Thank you for the detailed information that you and all the others have posted on this thread which I have followed very closely. In parallel I have been looking at the colours and markings of the BEF in 1939/40. Although your focus has been on Australia, you have revealed further background on the earlier British Army paint and the access to Australian archive material that you have facilitated has been tremendous.

In particular, as you know, there is an original postage stamp-sized paint chip for Khaki Green No 3 dated 5 May 1940 in a file at the National Archives of Australia (barcode 440398). While I understand all the caveats about such samples, it looks likely to be a useful official example of the early war British colour. In fact it seems to be the only official one anywhere! Unfortunately, being in the UK, I can't access it in person and the current scan in the archives is not really much use.

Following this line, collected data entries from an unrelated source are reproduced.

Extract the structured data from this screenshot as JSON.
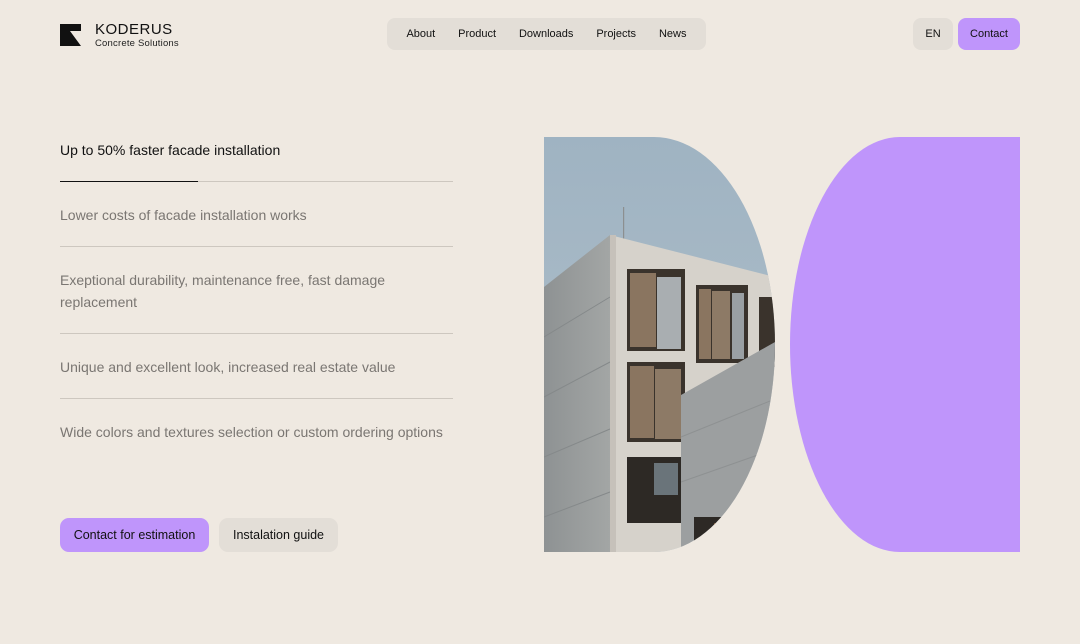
{
  "brand": {
    "name": "KODERUS",
    "tagline": "Concrete Solutions"
  },
  "nav": {
    "items": [
      {
        "label": "About"
      },
      {
        "label": "Product"
      },
      {
        "label": "Downloads"
      },
      {
        "label": "Projects"
      },
      {
        "label": "News"
      }
    ]
  },
  "header": {
    "language": "EN",
    "contact_label": "Contact"
  },
  "features": [
    {
      "text": "Up to 50% faster facade installation",
      "active": true,
      "progress": 0.35
    },
    {
      "text": "Lower costs of facade installation works",
      "active": false
    },
    {
      "text": "Exeptional durability, maintenance free, fast damage replacement",
      "active": false
    },
    {
      "text": "Unique and excellent look, increased real estate value",
      "active": false
    },
    {
      "text": "Wide colors and textures selection or custom ordering options",
      "active": false
    }
  ],
  "cta": {
    "primary_label": "Contact for estimation",
    "secondary_label": "Instalation guide"
  },
  "colors": {
    "background": "#efe9e1",
    "accent": "#bf95fb",
    "pill": "#e3ded7",
    "text": "#111111",
    "muted_text": "#7a7672"
  }
}
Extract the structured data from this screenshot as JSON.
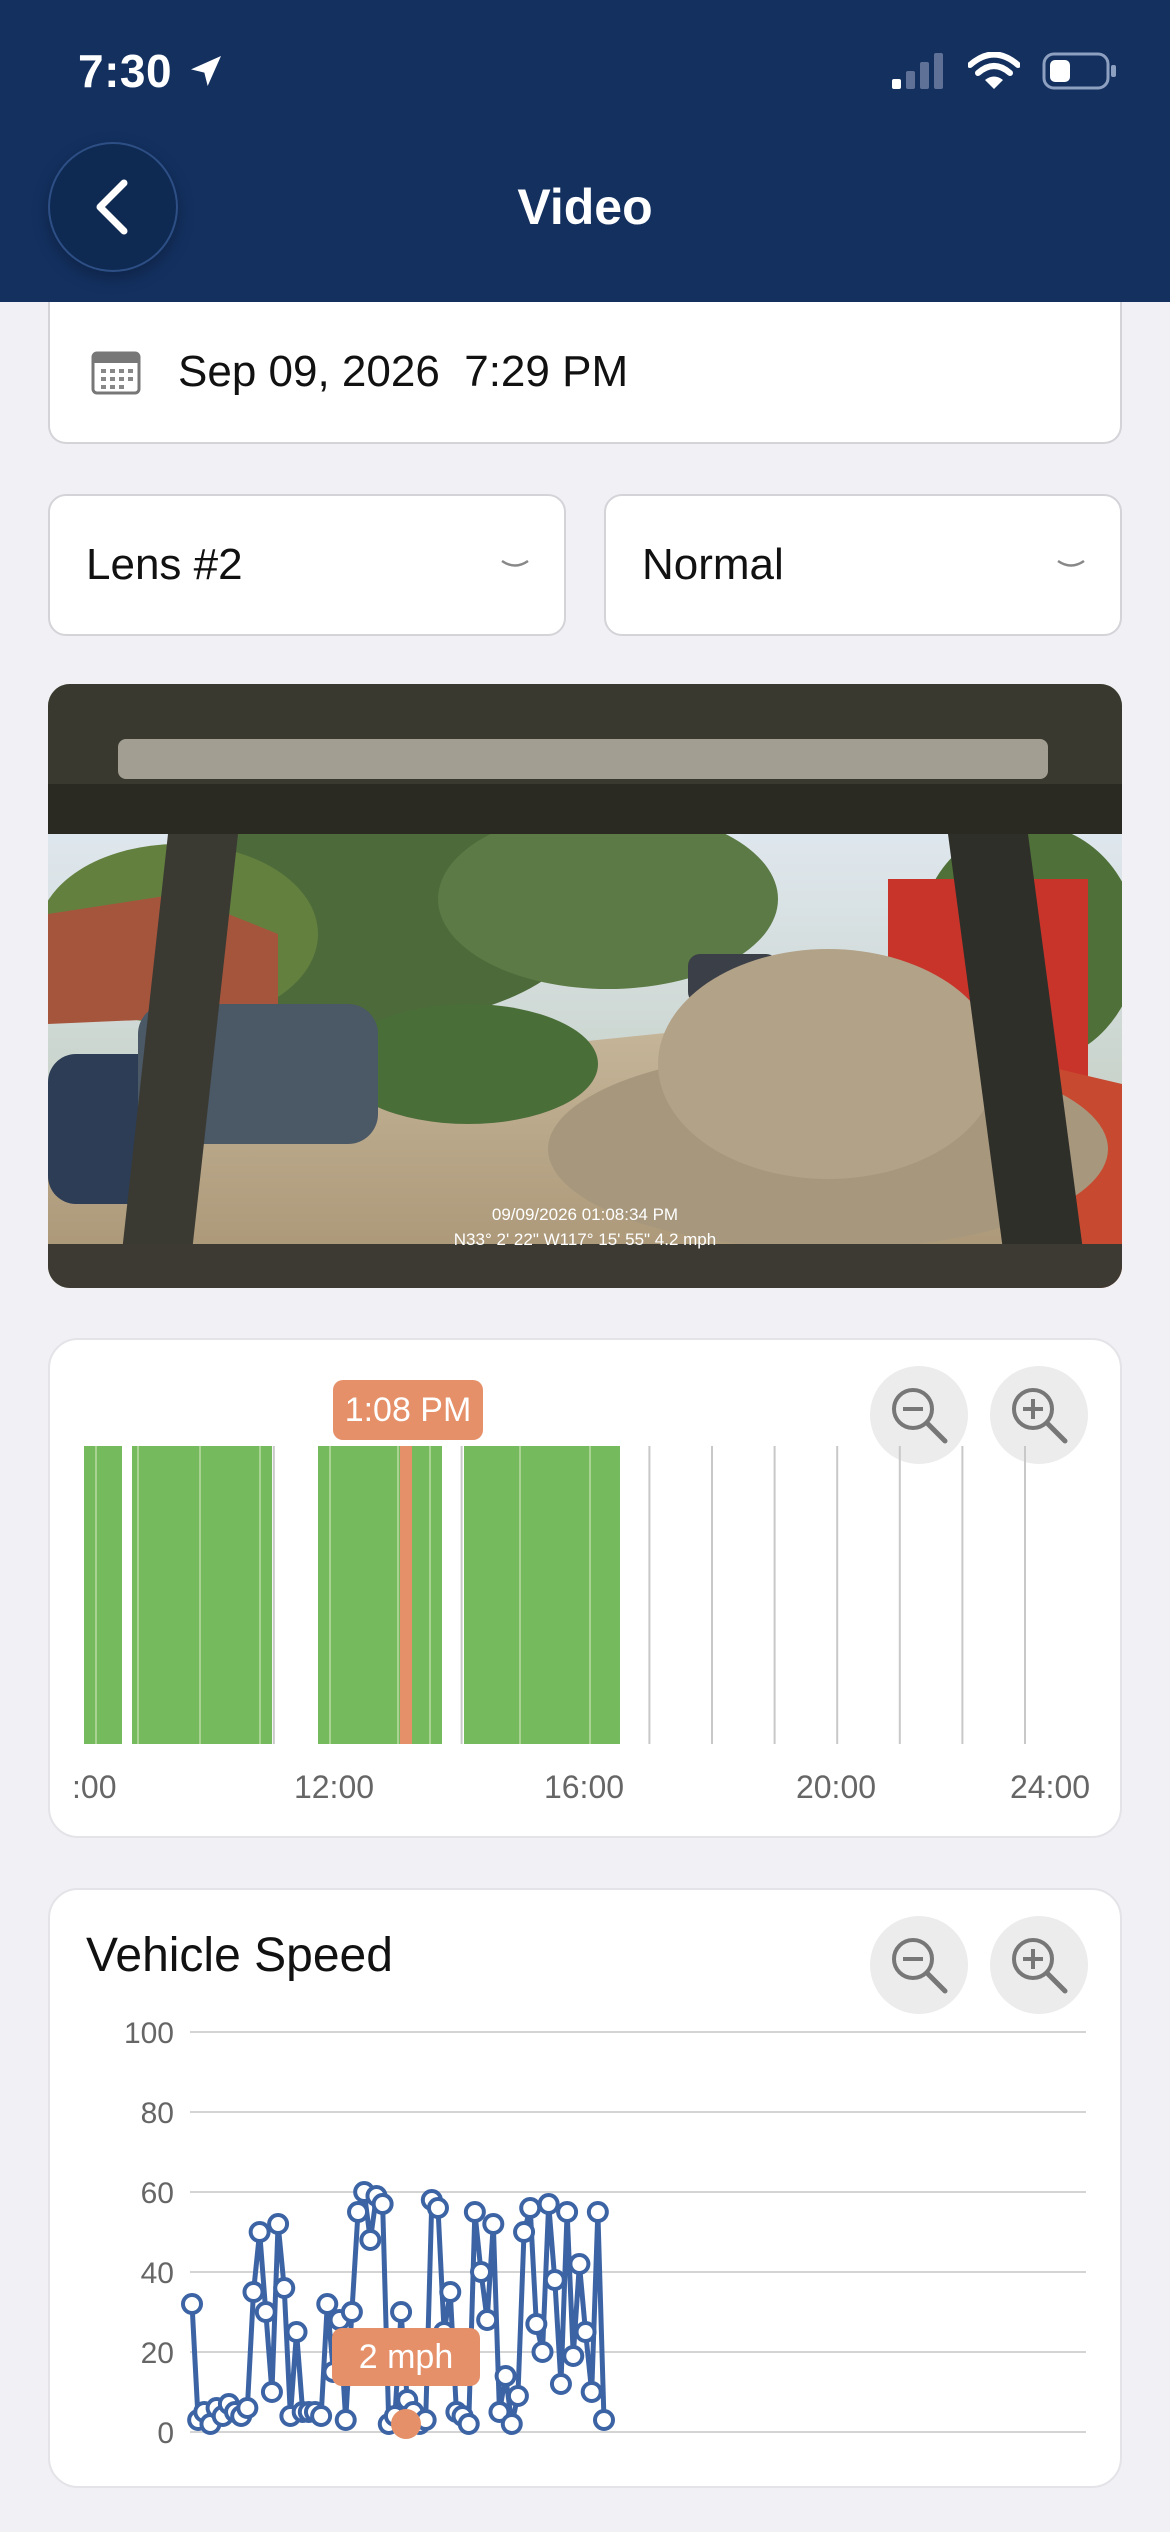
{
  "status_bar": {
    "time": "7:30"
  },
  "header": {
    "title": "Video"
  },
  "date_field": {
    "value": "Sep 09, 2026  7:29 PM"
  },
  "lens_select": {
    "value": "Lens #2"
  },
  "mode_select": {
    "value": "Normal"
  },
  "video": {
    "overlay_line1": "09/09/2026 01:08:34 PM",
    "overlay_line2": "N33° 2' 22\" W117° 15' 55\" 4.2 mph"
  },
  "timeline": {
    "tooltip": "1:08 PM",
    "tick_labels": [
      ":00",
      "12:00",
      "16:00",
      "20:00",
      "24:00"
    ],
    "colors": {
      "recording": "#75bb5d",
      "playhead": "#e59068",
      "gridline": "#c8c8c8"
    }
  },
  "speed": {
    "title": "Vehicle Speed",
    "tooltip": "2 mph",
    "colors": {
      "line": "#3c64a5",
      "highlight": "#e59068"
    }
  },
  "chart_data": {
    "type": "line",
    "title": "Vehicle Speed",
    "xlabel": "",
    "ylabel": "",
    "ylim": [
      0,
      100
    ],
    "yticks": [
      0,
      20,
      40,
      60,
      80,
      100
    ],
    "grid": true,
    "series": [
      {
        "values": [
          32,
          3,
          5,
          2,
          6,
          4,
          7,
          5,
          4,
          6,
          35,
          50,
          30,
          10,
          52,
          36,
          4,
          25,
          5,
          5,
          5,
          4,
          32,
          15,
          28,
          3,
          30,
          55,
          60,
          48,
          59,
          57,
          2,
          4,
          30,
          8,
          5,
          2,
          3,
          58,
          56,
          25,
          35,
          5,
          4,
          2,
          55,
          40,
          28,
          52,
          5,
          14,
          2,
          9,
          50,
          56,
          27,
          20,
          57,
          38,
          12,
          55,
          19,
          42,
          25,
          10,
          55,
          3
        ]
      }
    ],
    "highlight_value": 2
  }
}
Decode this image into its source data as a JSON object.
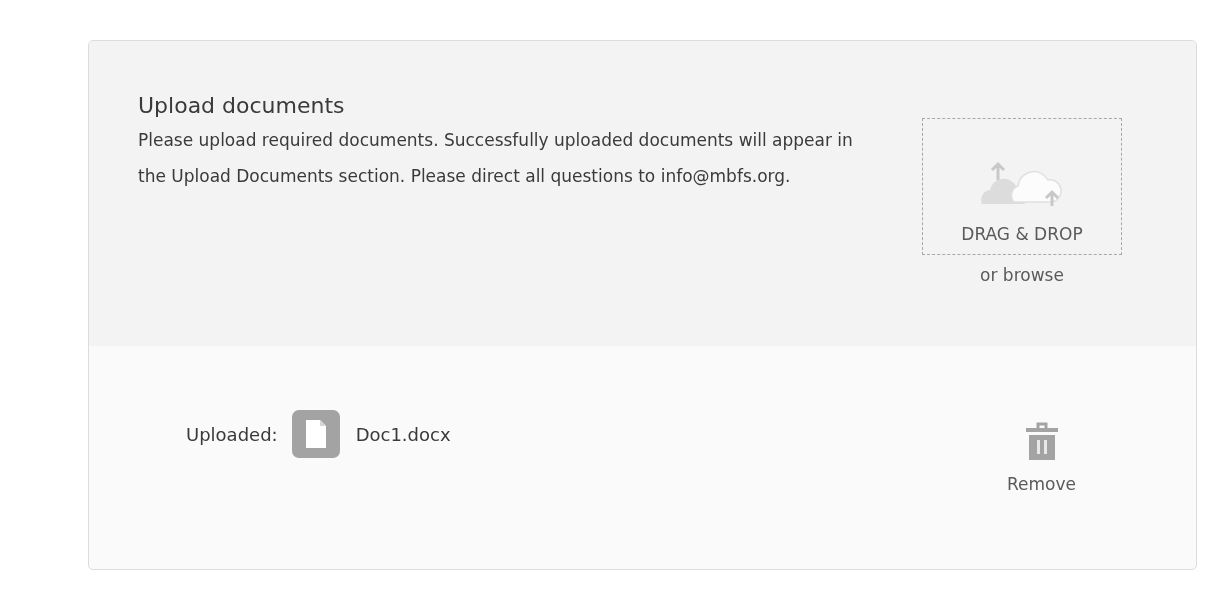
{
  "upload": {
    "title": "Upload documents",
    "description": "Please upload required documents. Successfully uploaded documents will appear in the Upload Documents section. Please direct all questions to info@mbfs.org.",
    "dropzone": {
      "label": "DRAG & DROP",
      "browse": "or browse"
    }
  },
  "uploaded": {
    "label": "Uploaded:",
    "file": "Doc1.docx",
    "remove": "Remove"
  }
}
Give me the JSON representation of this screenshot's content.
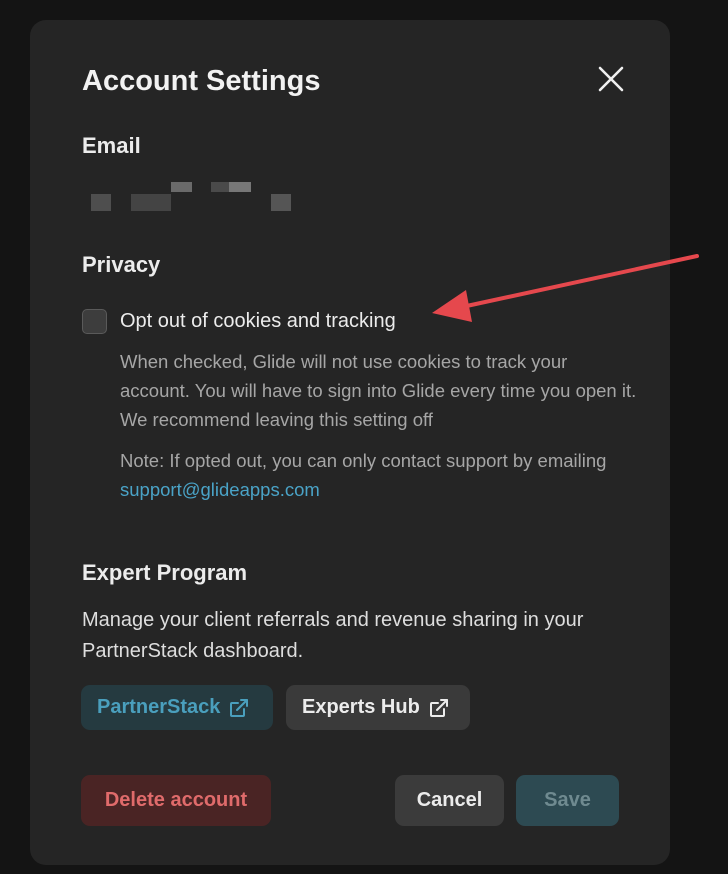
{
  "dialog": {
    "title": "Account Settings",
    "close_icon": "close-icon"
  },
  "email": {
    "heading": "Email"
  },
  "privacy": {
    "heading": "Privacy",
    "checkbox_label": "Opt out of cookies and tracking",
    "checked": false,
    "description": "When checked, Glide will not use cookies to track your account. You will have to sign into Glide every time you open it. We recommend leaving this setting off",
    "note_prefix": "Note: If opted out, you can only contact support by emailing ",
    "support_email": "support@glideapps.com"
  },
  "expert_program": {
    "heading": "Expert Program",
    "description": "Manage your client referrals and revenue sharing in your PartnerStack dashboard.",
    "partnerstack_label": "PartnerStack",
    "experts_hub_label": "Experts Hub",
    "link_icon": "external-link-icon"
  },
  "footer": {
    "delete_label": "Delete account",
    "cancel_label": "Cancel",
    "save_label": "Save"
  },
  "colors": {
    "accent": "#4aa3c7",
    "danger": "#e06b6b",
    "annotation_arrow": "#e5484d"
  }
}
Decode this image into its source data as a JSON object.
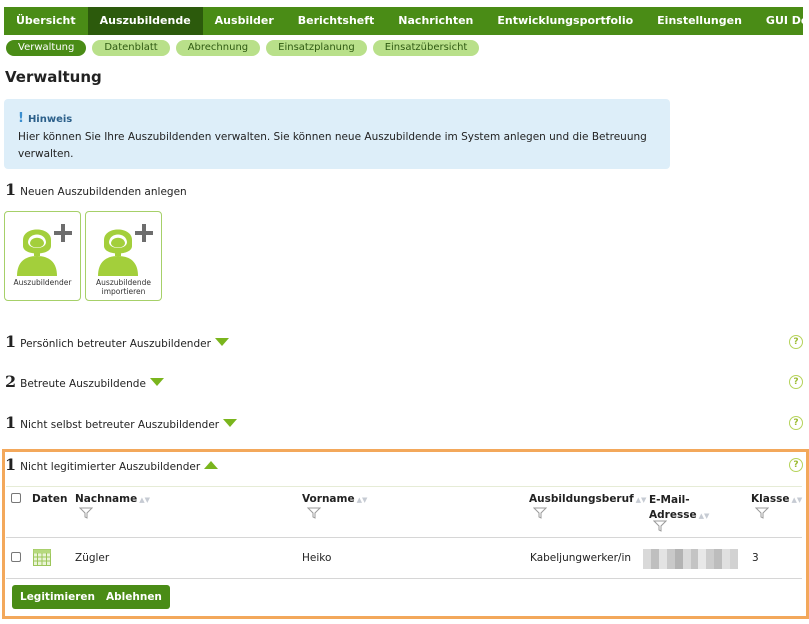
{
  "topnav": {
    "tabs": [
      {
        "label": "Übersicht"
      },
      {
        "label": "Auszubildende"
      },
      {
        "label": "Ausbilder"
      },
      {
        "label": "Berichtsheft"
      },
      {
        "label": "Nachrichten"
      },
      {
        "label": "Entwicklungsportfolio"
      },
      {
        "label": "Einstellungen"
      },
      {
        "label": "GUI Demo"
      }
    ],
    "active": "Auszubildende"
  },
  "subnav": {
    "items": [
      {
        "label": "Verwaltung"
      },
      {
        "label": "Datenblatt"
      },
      {
        "label": "Abrechnung"
      },
      {
        "label": "Einsatzplanung"
      },
      {
        "label": "Einsatzübersicht"
      }
    ],
    "active": "Verwaltung"
  },
  "page": {
    "title": "Verwaltung"
  },
  "notice": {
    "title": "Hinweis",
    "text": "Hier können Sie Ihre Auszubildenden verwalten. Sie können neue Auszubildende im System anlegen und die Betreuung verwalten."
  },
  "create": {
    "count": "1",
    "label": "Neuen Auszubildenden anlegen",
    "cards": [
      {
        "caption": "Auszubildender"
      },
      {
        "caption": "Auszubildende importieren"
      }
    ]
  },
  "sections": [
    {
      "count": "1",
      "label": "Persönlich betreuter Auszubildender"
    },
    {
      "count": "2",
      "label": "Betreute Auszubildende"
    },
    {
      "count": "1",
      "label": "Nicht selbst betreuter Auszubildender"
    },
    {
      "count": "1",
      "label": "Nicht legitimierter Auszubildender"
    }
  ],
  "help_glyph": "?",
  "table": {
    "headers": {
      "daten": "Daten",
      "nachname": "Nachname",
      "vorname": "Vorname",
      "beruf": "Ausbildungsberuf",
      "email": "E-Mail-Adresse",
      "klasse": "Klasse"
    },
    "rows": [
      {
        "nachname": "Zügler",
        "vorname": "Heiko",
        "beruf": "Kabeljungwerker/in",
        "klasse": "3"
      }
    ]
  },
  "actions": {
    "legitimize": "Legitimieren",
    "reject": "Ablehnen"
  },
  "colors": {
    "nav_green": "#4a8c16",
    "nav_active": "#2c5a0c",
    "pill_green": "#b9e08a",
    "accent_green": "#7ab51d",
    "highlight_orange": "#f3a85b",
    "notice_bg": "#ddeef9"
  }
}
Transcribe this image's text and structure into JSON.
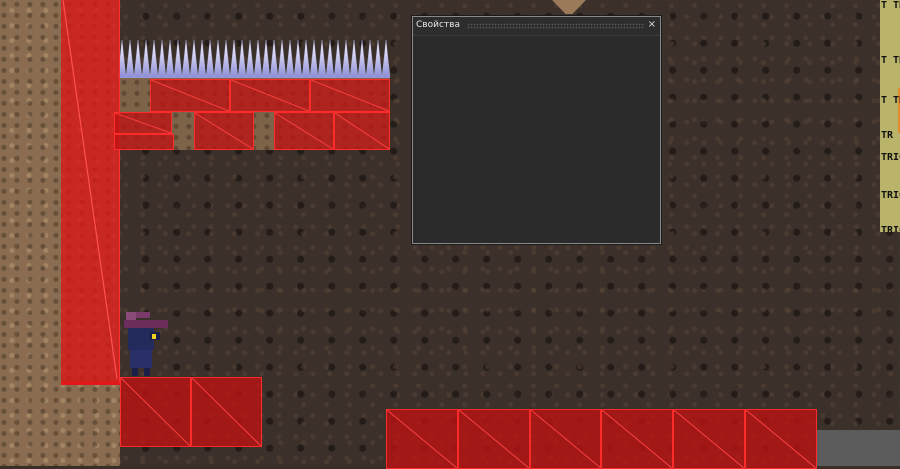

Indeed no scan of such a chip could really provide much information about colour.

I would be very interested to know from those who have seen the 5 May 1940 chip at the National Archives whether it is a close match to other samples.

One possible good match seems to be the paint that Bob Moseley had made up by Protec. I noted that Gina Vampire said at one point that the 5 May 1940 chip colour was close to that paint.

Another possible match would be the example of Khaki Green - J at the Australian War Memorial (AWM REL 16/500), although that seems unlikely. Presumably this is a post-September 1942 darkened version of that colour.

Another possible match is your chip of 1949 'Khaki Green Matt Synthetic Resin Based Enamel K4/10394'. I see you have compared it with '1942 Khaki Green' on a vehicle and that it is a good match. The pictures in different lighting conditions give a very vivid representation of the chameleon-like qualities of this paint. How would your 1949 chip compare with the 5 May 1940 chip in the archives?